Ihre sanften Hände nehmen meine in einem warmen Griff. „Das liegt daran, dass du stur bist. Immer streitest du mit ihm über Angelegenheiten des Rudels.“

„Er will Kinder in die Streitkräfte rekrutieren!“ schreie ich.

„Gehorsam, Saviour, ist das so schwer für dich? Zumindest bis du den Thron besteigst.“

„Ich kann nicht tatenlos zusehen, wie Kinder sterben, Mom.“

„Du bist zu sensibel. Schwach.“ Sie spuckt die Worte aus.

„Das bin ich nicht.“ Ich knurre, mein Wolf fletscht die Zähne.
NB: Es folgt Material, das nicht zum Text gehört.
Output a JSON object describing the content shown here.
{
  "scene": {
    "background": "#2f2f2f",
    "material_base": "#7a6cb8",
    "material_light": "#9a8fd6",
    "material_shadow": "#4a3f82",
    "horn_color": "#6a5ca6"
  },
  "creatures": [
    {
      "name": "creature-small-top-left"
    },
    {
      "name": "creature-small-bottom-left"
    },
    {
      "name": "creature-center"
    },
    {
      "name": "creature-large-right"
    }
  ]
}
Ihr Zeigefinger bohrt sich in meine Brust, „Dann beweise es.“ Sie sagt. „Nutze das Mädchen. Sie ist nicht deine Gefährtin. Sie hat keinen Wert. Zähme das Feuer in ihr und bringe sie auf die Knie. Sie ist nur eine Leine, um dich näher an den Thron zu ziehen.“

Bevor ich antworten kann, unterbricht uns ein Klopfen.

Hannah, eine junge Dienerin, tritt ein. Sie neigt den Kopf und spricht: „Verzeiht, Alpha, Luna. Euer… euer Haustier ist bereit.“

Ich nicke und drehe mich sofort um, froh über einen Vorwand, zu gehen. „Ein andermal, Mom...“

Aber ich komme nicht dazu, meine Worte zu beenden, als ich auf die Knie sinke.

„Saviour“, keucht Mutter und eilt zu mir, aber ich höre nicht, was sie als nächstes sagt, da ein unerträglicher Schmerz meine Brust ergreift.

Was zur Hölle passiert hier?!

„Holt den verdammten Heiler!“ schreit Mutter, ihr Gesicht vor Angst verzerrt.

Dann höre ich das Geräusch von rennenden Füßen, Menschen, die reden, schreien, flüstern.

Ich kann es kaum zusammenfügen, da das ständige Stöhnen meines Wolfs versucht, meinen Kopf zu spalten.